Lola Akinmade Åkerström
Lifestyle scenes from Lagos, Nigeria.

How does Mfon diverge from Viewfinders, which you have described as an inspiration for the project?

LB: The major difference between that text and our book is that I wanted to do something international and make a real statement. That’s why I wanted to include 100 photographers. We also have a few essays from art critics, and the book is photo heavy. We have a range of genres represented from fine art and abstract to documentary and photojournalism.

Eurila Cave
“Reflections of You. Bronx, New York,” 2015.
Émilie Régnier
Danielle Babou, Abidjan, 2014
Sabriya Simon
Grateful for Her, Kingston, Jamaica, 2010.

How different is the world for black female photographers now compared to when that book was published?

LB: Black women photographers have more exposure than they did in 1986, but nothing compared to our counterparts, white women photographers, who have much more exposure and opportunity. Black women photographers are grossly underrepresented across the board, unfortunately. I’m doing my small part to add to this conversation by creating this document. But it is the gatekeepers, the editors, and curators, who really need to do examine their processes of inclusion.

Intisar Abioto
Sons of Haiti Masonic Lodge, Portland, Oregon, 2016.
Ming Smith/Steven Kasher Gallery
Coney Island detail, Chair Swing, Coney Island, Brooklyn, NY, ca. 1972.

What are the biggest challenges for female black photographers? What about for female African photographers, from the continent or in the diaspora? I deliberately tried to include African Americans and continental Africans in the book to really bring home the fact that this is a global black community. The challenges for us is that editors, curators, and gatekeepers are committed to only engaging with a select few that, I suppose, maintain their comfort level.

Can you tell us about how you chose the photos for the book?

There are several photographers in the book that I’ve admired for a while.
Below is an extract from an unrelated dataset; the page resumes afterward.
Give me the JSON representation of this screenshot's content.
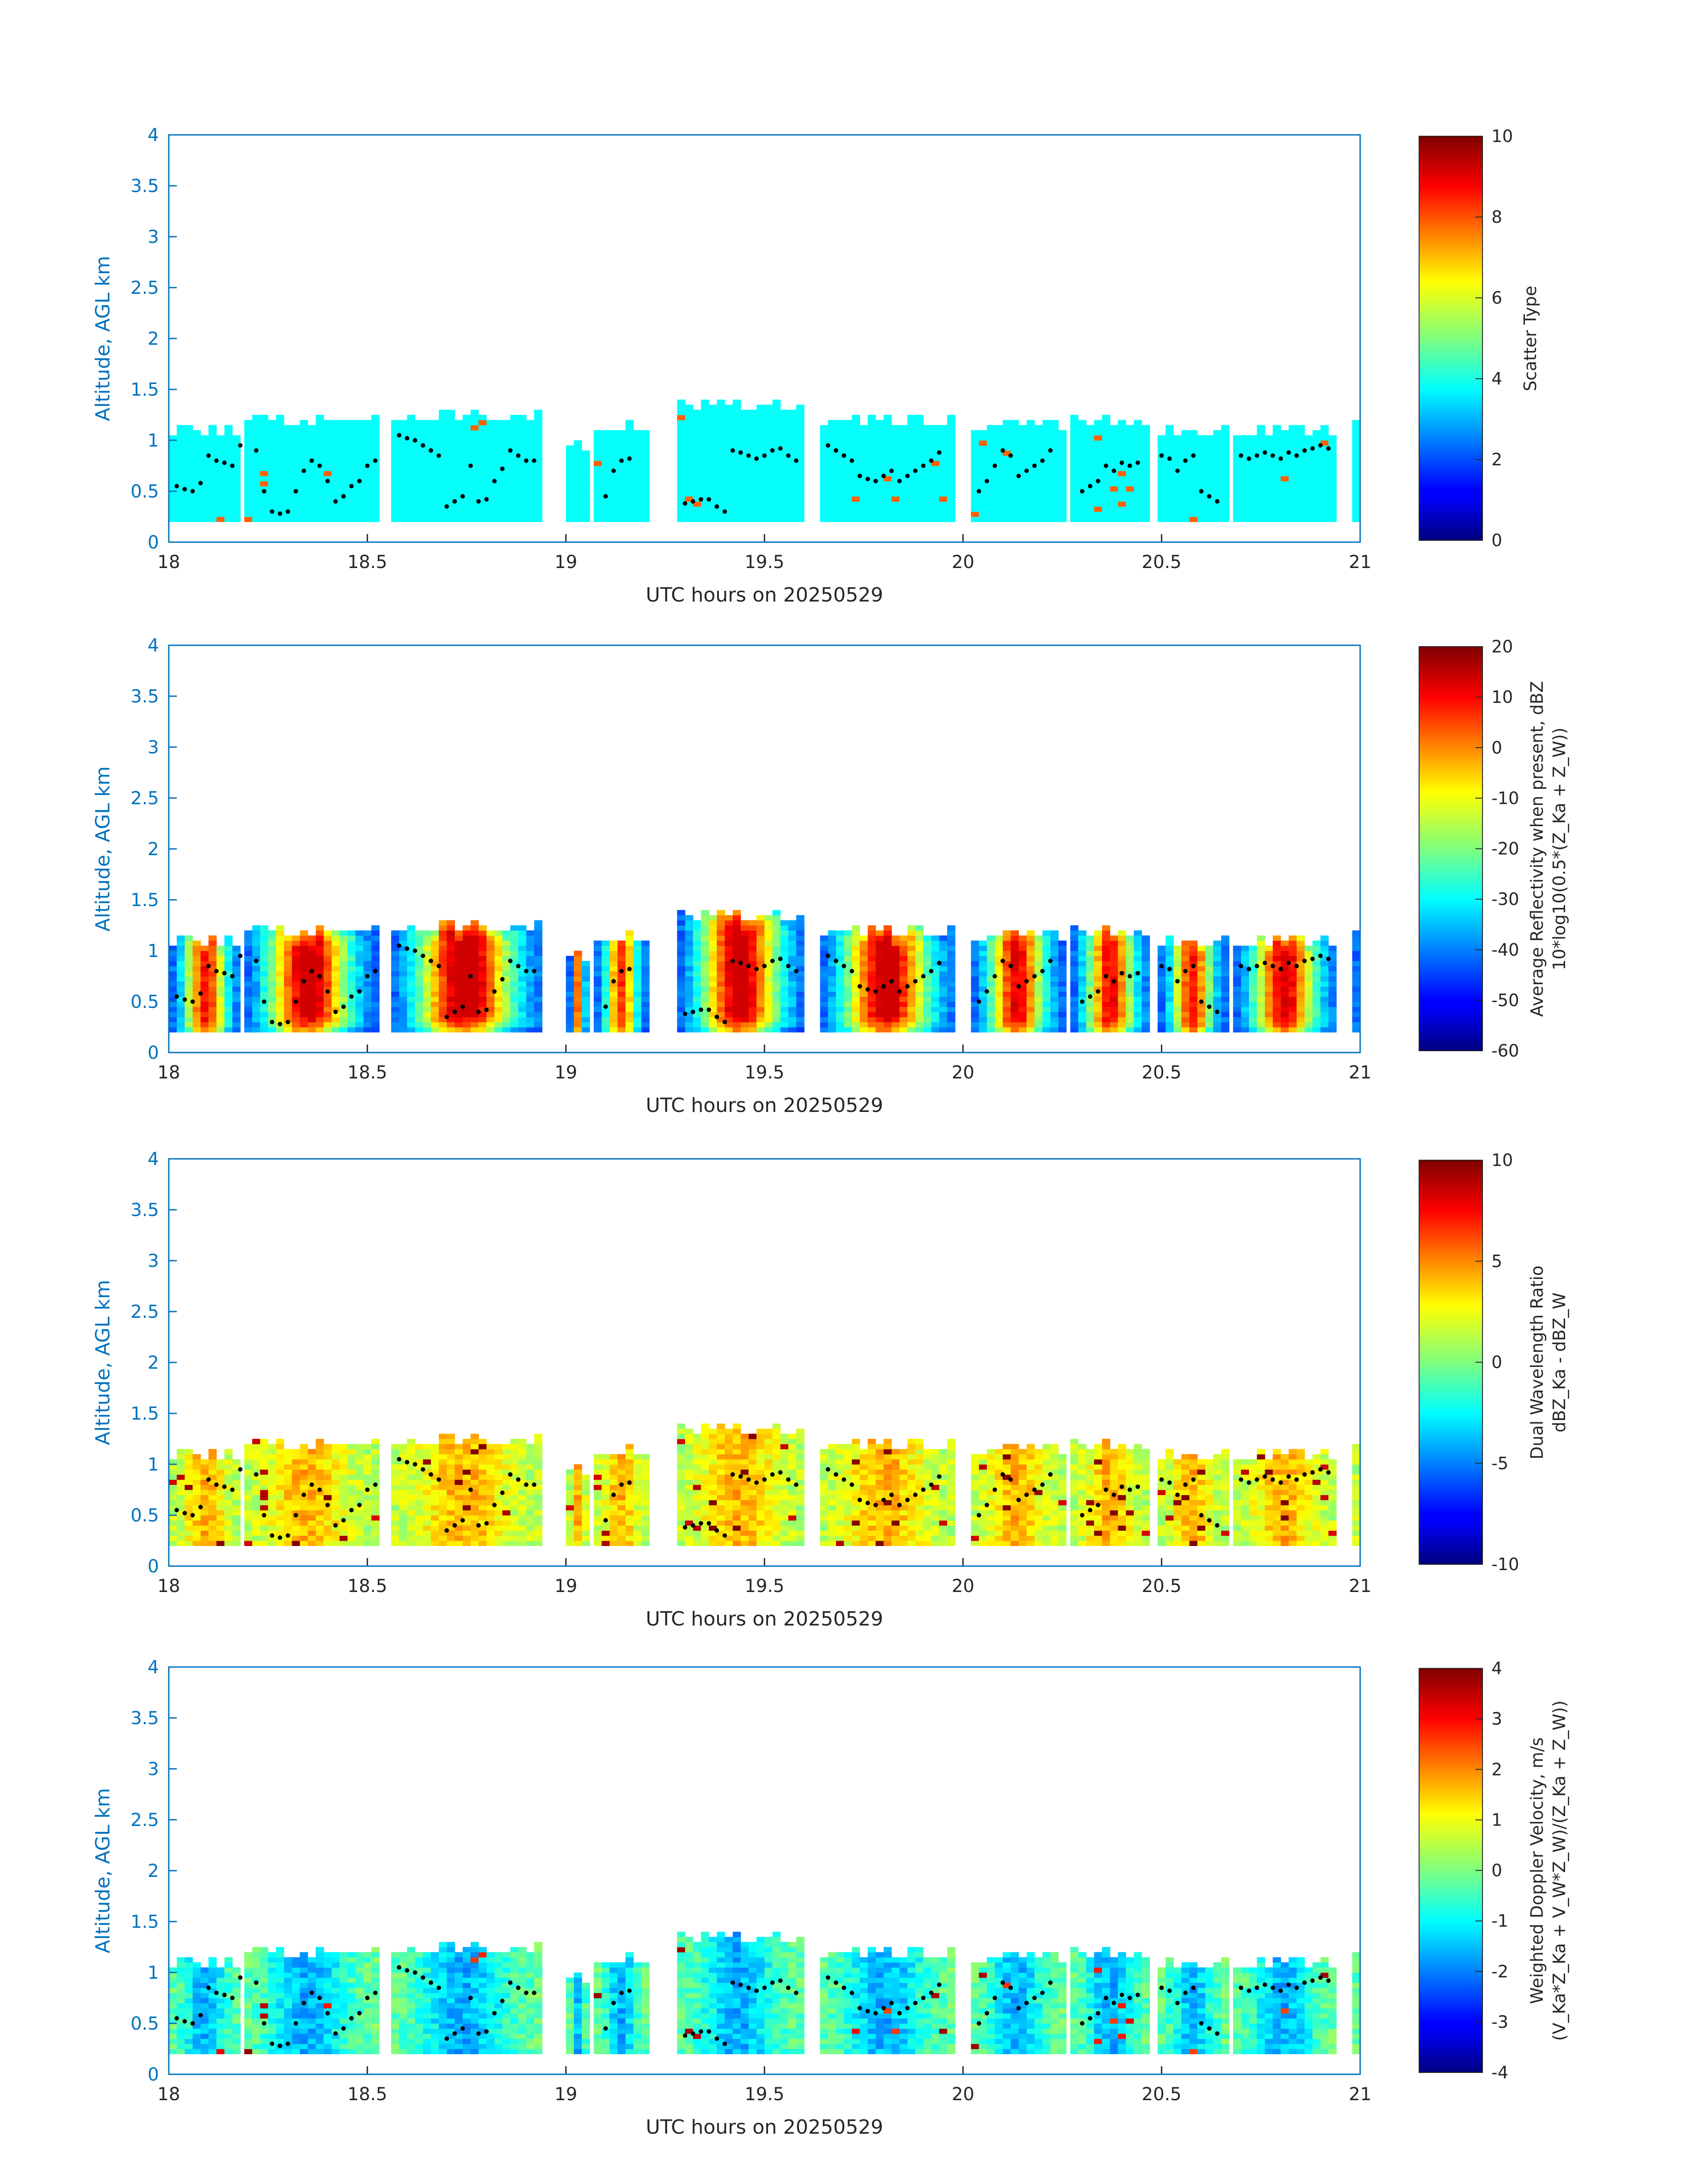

I was on Instagram a lot. When I was in Africa, I tried to go to exhibitions and check out the scenes in cities like Cairo, Adis Ababa, Dakar, and Cape Town. I did tons of Google searches. I had tons of conversations on and offline.

Nina Robinson
Five men sit listening to their family and friends sing in the 12th District Mass Choir at the Bethel A.M.E. Church, in Little Rock, Arkansas, 2015.
Samantha Box
From the series, “INVISIBLE: The Shetler, the Street.”

What do you hope the book achieves?

I think it’s important to create a record. I would hate for another 30 plus years to go by and virtually nothing about the work that women photographers of African descent goes documented. I want aspiring photographers to be inspired by the work, effort, and sacrifice these women have made to become storytellers and photographers.